Enhanced degradation of toxic azo dye, amaranth, in water using Oxone catalyzed by MIL-101-NH2 under visible light irradiation

Abstract

The acidic azo dye, amaranth (AMR), is frequently applied on fabrics, and also extensively employed as food colorants. However, AMR is validated to be carcinogenic, and thus it should be eliminated from wastewaters preferably by advanced oxidation processes (AOPs). While Fe-based catalysts are attractive for sulfate-radical-based AOPs, few studies have been conducted to employ Fe-based catalysts for activating Oxone to degrade AMR. As Metal Organic Frameworks (MOFs) can be designed to contain Fe species and exhibit high surface areas/porosities, Fe-based MOF, MIL-101, should be promising for activating Oxone to degrade AMR. More importantly, MIL-101 can be functionalized with amino groups to form MIL-101-NH2 (MIL-N), which can exhibit visible-light-responsive photo-catalytic activities, enhancing Oxone activation and AMR degradation. The catalytic transformation of Fe species mediated by the amine functional group also leads to the formation of hydroxyl radicals to contribute to AMR degradation.
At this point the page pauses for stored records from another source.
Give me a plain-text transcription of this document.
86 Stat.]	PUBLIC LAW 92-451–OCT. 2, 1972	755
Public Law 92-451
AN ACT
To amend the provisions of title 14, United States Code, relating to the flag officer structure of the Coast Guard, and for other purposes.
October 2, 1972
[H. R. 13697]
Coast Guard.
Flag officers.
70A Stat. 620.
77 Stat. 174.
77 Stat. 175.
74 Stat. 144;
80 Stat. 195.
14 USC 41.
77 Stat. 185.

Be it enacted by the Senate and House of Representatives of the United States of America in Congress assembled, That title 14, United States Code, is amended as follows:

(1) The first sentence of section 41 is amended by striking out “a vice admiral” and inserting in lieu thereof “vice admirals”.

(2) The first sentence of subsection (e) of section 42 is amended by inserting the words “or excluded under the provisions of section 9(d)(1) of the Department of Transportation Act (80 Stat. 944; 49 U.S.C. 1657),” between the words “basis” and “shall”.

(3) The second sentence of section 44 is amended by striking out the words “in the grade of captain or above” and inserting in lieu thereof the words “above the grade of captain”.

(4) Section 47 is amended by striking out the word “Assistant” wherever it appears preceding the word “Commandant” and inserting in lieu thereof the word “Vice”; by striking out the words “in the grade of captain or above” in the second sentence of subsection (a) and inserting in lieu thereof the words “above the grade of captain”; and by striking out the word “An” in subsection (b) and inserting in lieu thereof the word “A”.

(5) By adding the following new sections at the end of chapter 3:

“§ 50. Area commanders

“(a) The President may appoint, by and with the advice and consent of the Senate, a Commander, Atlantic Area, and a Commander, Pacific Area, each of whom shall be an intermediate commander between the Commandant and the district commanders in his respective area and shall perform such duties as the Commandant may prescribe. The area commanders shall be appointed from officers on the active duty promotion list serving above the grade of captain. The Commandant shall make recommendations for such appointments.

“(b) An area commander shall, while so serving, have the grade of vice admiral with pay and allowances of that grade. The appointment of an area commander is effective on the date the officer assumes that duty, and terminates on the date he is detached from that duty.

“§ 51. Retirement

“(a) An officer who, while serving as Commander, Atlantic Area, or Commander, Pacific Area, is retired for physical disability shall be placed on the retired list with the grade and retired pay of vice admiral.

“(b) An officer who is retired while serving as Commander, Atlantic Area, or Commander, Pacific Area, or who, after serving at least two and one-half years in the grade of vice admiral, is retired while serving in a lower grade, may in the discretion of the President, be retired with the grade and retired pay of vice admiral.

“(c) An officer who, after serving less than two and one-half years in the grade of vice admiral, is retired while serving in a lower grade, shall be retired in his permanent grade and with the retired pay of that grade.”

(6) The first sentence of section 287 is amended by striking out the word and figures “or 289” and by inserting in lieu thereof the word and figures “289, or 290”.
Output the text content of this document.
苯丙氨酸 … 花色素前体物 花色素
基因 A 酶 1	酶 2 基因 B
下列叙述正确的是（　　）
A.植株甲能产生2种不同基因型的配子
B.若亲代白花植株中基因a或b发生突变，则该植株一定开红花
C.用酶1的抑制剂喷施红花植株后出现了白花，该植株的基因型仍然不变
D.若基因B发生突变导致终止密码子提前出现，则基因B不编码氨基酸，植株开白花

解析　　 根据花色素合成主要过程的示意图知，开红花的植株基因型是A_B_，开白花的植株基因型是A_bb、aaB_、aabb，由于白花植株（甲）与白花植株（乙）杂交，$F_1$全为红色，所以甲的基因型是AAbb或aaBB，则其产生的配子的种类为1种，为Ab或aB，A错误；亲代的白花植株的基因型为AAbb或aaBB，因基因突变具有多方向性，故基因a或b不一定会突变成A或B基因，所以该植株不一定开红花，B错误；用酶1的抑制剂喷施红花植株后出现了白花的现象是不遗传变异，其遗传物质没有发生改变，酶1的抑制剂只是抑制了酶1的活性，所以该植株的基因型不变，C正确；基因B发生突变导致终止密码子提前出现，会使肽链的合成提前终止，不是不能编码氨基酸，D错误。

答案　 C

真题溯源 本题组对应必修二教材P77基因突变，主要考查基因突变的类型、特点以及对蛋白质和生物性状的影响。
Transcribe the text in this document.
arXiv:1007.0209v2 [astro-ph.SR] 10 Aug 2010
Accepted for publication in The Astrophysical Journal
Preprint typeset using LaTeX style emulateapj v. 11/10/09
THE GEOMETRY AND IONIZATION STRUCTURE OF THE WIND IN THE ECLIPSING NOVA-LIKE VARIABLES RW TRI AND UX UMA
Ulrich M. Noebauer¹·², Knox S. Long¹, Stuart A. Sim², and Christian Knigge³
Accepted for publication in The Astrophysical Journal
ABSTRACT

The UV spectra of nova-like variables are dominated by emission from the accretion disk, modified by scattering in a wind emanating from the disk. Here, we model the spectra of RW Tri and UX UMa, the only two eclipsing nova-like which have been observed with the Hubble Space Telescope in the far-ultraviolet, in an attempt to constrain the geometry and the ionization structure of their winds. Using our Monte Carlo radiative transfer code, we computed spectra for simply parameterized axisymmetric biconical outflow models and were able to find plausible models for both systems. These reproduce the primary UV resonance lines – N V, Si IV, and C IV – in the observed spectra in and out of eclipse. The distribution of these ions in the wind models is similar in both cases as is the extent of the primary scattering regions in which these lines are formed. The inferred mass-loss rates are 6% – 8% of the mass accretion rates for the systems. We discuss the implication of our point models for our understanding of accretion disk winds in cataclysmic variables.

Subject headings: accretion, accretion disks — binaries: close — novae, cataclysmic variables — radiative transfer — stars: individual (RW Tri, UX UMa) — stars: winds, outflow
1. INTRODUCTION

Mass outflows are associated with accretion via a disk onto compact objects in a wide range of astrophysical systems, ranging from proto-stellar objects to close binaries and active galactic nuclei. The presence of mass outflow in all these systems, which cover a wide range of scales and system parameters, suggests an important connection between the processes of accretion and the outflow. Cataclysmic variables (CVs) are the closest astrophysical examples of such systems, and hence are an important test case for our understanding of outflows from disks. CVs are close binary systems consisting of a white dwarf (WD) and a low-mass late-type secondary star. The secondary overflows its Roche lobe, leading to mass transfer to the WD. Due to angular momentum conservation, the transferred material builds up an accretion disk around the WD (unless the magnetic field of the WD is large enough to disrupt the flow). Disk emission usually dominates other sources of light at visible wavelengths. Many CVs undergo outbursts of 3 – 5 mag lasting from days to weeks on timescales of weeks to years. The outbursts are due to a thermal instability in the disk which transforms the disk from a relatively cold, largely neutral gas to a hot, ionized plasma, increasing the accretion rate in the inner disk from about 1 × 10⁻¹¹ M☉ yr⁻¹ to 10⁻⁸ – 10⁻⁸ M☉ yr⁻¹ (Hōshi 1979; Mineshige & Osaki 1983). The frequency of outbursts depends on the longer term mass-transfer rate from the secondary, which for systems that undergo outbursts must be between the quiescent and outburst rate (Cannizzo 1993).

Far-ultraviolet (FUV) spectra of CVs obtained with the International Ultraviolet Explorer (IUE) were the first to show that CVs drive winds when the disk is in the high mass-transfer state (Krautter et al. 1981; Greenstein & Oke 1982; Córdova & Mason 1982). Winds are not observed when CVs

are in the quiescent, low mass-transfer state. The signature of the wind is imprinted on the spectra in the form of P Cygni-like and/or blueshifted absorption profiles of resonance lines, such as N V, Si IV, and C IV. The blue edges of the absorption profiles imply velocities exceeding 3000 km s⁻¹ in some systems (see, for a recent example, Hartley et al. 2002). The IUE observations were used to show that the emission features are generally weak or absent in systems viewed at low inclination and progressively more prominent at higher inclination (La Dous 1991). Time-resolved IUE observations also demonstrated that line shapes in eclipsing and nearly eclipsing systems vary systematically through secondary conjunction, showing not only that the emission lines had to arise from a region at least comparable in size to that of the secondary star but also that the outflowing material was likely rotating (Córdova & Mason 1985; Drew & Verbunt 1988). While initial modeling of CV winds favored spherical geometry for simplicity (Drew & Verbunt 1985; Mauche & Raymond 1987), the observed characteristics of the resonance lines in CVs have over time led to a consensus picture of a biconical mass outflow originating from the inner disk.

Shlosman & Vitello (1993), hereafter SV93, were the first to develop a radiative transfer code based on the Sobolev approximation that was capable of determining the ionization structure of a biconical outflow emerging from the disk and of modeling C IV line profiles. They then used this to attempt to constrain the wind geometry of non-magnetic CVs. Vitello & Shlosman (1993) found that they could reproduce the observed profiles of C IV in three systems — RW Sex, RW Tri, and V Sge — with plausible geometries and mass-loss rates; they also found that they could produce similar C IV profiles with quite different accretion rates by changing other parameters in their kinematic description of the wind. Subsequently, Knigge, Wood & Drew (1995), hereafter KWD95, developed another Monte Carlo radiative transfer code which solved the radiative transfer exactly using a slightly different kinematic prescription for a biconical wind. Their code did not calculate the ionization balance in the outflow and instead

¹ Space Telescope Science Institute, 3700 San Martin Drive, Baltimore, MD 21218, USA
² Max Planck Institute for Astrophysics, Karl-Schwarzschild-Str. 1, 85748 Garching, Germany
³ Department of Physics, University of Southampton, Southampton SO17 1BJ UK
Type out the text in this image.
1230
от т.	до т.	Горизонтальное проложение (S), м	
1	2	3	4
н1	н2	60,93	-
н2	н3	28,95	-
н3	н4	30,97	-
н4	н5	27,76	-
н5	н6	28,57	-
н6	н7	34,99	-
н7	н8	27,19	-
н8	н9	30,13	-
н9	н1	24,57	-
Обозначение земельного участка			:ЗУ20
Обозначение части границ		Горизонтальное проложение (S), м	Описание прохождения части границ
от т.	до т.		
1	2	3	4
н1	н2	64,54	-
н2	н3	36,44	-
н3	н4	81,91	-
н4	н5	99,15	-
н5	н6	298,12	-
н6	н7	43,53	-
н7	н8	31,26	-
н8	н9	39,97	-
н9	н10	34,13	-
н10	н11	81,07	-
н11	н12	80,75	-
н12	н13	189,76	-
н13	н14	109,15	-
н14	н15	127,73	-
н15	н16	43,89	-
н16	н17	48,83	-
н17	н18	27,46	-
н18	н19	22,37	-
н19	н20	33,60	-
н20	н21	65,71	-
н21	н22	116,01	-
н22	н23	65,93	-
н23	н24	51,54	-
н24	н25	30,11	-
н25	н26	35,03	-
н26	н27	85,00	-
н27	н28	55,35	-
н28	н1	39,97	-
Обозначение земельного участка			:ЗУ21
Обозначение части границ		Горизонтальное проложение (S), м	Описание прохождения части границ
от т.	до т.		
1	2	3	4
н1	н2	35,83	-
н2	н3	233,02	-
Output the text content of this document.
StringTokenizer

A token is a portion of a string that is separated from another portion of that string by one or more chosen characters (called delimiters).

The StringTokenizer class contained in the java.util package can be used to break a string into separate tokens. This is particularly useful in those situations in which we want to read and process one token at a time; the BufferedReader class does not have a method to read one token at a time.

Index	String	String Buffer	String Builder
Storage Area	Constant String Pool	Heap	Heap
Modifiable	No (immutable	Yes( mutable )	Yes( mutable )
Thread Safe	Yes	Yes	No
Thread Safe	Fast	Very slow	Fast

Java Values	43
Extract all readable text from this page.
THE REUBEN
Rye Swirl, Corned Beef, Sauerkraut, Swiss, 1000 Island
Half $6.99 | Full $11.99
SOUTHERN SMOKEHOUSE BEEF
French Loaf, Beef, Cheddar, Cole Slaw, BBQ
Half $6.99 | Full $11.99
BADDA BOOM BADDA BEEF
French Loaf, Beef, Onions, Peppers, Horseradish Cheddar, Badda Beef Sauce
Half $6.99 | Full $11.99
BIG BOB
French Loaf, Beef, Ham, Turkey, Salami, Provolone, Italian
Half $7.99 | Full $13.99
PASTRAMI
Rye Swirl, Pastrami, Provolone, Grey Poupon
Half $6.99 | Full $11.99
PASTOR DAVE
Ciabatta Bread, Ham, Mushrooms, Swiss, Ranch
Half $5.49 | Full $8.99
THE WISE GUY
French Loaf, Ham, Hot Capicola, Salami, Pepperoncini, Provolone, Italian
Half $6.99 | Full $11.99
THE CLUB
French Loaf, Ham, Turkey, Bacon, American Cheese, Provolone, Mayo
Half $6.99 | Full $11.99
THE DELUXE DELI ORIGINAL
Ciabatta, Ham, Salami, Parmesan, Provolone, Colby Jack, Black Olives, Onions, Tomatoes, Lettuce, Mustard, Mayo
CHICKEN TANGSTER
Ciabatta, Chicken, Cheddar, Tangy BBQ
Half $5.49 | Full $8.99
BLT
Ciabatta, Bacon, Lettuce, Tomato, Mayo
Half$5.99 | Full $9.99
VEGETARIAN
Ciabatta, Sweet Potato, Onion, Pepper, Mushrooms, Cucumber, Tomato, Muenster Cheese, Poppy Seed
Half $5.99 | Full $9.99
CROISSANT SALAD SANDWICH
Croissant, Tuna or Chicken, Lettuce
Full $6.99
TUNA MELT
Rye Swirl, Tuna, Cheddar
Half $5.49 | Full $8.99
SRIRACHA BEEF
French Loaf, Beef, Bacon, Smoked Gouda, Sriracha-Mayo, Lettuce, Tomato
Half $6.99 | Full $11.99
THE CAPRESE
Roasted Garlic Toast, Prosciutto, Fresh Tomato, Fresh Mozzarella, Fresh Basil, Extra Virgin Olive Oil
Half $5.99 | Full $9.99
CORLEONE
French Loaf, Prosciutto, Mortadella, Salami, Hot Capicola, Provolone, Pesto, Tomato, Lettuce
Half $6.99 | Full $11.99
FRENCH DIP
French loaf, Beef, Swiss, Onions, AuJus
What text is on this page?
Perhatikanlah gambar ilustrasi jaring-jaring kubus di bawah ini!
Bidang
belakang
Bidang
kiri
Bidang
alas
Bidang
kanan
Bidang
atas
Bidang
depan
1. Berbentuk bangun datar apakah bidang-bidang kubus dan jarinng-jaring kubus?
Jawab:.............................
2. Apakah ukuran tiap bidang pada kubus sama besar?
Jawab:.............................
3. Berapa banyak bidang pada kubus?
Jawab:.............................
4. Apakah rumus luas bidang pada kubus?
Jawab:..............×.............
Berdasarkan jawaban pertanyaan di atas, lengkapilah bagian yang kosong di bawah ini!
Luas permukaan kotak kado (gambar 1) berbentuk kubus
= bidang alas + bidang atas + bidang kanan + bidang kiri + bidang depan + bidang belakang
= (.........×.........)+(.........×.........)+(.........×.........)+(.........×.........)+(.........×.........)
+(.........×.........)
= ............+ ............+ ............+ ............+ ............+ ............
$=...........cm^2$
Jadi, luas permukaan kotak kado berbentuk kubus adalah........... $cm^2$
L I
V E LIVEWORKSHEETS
MIL-N also exhibits a much lower Ea value (38.8 kJ/mol) than other reported catalysts for AMR degradation using Oxone, and MIL-N remains quite stable at a wide range of pH values. MIL-N-activated Oxone could be still able to eliminate AMR completely even in the presence of typical charged surfactants, and recyclable for multiple cycles of AMR degradation. These features validate that MIL-N can be an advantageous heterogeneous catalyst for Oxone activation to degrade AMR. The results obtained here can be quite useful for treating AMR wastewaters by sulfate-radical-based AOPs and the findings in this study offers important mechanistic insights into catalytic characteristics of MIL-N.